What makes Datsyuk so difficult to stop is his ability to shoot the puck on the move, a lot of times shooting off the wrong foot, when you expect him to pass the puck. What makes him so dangerous is that he gets his shot off so quickly, even in traffic, sort of like Colorado Avalanche star Joe Sakic does.

Some people may forget, but Datsyuk learned a lot in getting three goals and three assists in 21 games in the 2002 playoffs as the Wings went on to win the Stanley Cup.

"Scouts said he was too small and maybe not fast enough to play in the NHL," Wings chief scout Jim Nill told me a couple years ago. "He went through the draft twice without being picked.
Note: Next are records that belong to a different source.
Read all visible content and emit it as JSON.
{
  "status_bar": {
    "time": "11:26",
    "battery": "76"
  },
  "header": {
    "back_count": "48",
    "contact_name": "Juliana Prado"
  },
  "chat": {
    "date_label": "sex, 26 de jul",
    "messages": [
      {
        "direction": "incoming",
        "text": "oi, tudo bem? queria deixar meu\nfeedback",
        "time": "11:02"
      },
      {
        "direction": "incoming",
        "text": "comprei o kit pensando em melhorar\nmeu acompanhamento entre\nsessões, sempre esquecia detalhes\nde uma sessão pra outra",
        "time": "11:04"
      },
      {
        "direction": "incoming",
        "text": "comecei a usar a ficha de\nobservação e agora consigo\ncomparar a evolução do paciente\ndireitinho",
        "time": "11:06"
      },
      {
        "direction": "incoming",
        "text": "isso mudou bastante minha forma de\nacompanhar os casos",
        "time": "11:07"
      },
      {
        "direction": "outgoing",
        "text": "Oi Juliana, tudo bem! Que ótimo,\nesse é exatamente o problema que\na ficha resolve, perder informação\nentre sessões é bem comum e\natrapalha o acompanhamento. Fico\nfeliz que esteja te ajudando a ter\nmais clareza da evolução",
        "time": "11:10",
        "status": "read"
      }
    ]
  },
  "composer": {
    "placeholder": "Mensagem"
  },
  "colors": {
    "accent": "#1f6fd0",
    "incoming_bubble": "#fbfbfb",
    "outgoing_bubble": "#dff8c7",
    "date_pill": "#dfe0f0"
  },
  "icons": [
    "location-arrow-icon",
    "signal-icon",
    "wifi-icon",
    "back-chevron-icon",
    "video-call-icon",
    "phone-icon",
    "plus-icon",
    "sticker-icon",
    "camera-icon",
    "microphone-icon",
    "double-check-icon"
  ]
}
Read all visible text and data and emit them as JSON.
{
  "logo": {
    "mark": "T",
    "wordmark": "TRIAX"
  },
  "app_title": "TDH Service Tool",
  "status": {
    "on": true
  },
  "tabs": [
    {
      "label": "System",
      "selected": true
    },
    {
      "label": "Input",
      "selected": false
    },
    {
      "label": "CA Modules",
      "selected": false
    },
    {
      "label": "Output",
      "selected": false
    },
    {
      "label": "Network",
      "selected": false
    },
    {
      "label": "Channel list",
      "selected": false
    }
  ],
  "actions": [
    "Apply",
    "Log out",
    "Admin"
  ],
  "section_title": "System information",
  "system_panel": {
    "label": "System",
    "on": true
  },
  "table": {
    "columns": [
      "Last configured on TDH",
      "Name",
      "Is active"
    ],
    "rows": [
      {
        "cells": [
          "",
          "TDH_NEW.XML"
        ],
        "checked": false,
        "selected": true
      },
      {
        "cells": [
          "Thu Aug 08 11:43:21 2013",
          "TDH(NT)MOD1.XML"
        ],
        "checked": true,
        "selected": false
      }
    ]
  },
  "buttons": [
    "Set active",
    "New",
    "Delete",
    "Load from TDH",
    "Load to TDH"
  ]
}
But Hakan Andersson, one of our scouts, saw him a couple of times each year and kept telling us this little guy was a really good player. He said Pavel reminded him of a young Igor Larionov with his playmaking ability.

"Finally, we decided to overlook the size questions. We decided that you couldn't take away what he could accomplish with the puck -- his ability to find a teammates in almost any situation, the moves that make him so dangerous in the NHL now."

"He's actually better here than he was in Europe," Chicago Blackhawks assistant GM Rick Dudley told me earlier this season. "He was maybe 167 pounds then and I know I had a hard time thinking that, at that size, he could do the same things in the NHL against the size of players he would be facing here.

"The skills? You knew they were not normal -- and now they are up there in the stratosphere somewhere. Truly amazing. It's clear that he is a special, special player."

Pavel Datsyuk is just one of those gifted individuals who has the ability to make moves that others only dream about. I told Datsyuk that players like himself and Sakic and Peter Forsberg seemingly have the ability of a chess master, thinking two or three moves ahead of the play.

"I see plays, yes," he said. "But not three plays ahead. ... Two, maybe."

But its the balance on his skates, the strength in his legs and the creativity in his mind that make him a triple threat on the ice and not a puzzle because he hadn't scored a goal in the playoffs since 2002.

Secret weapon or mystery? I prefer to simply call Pavel Datsyuk a very dangerous weapon.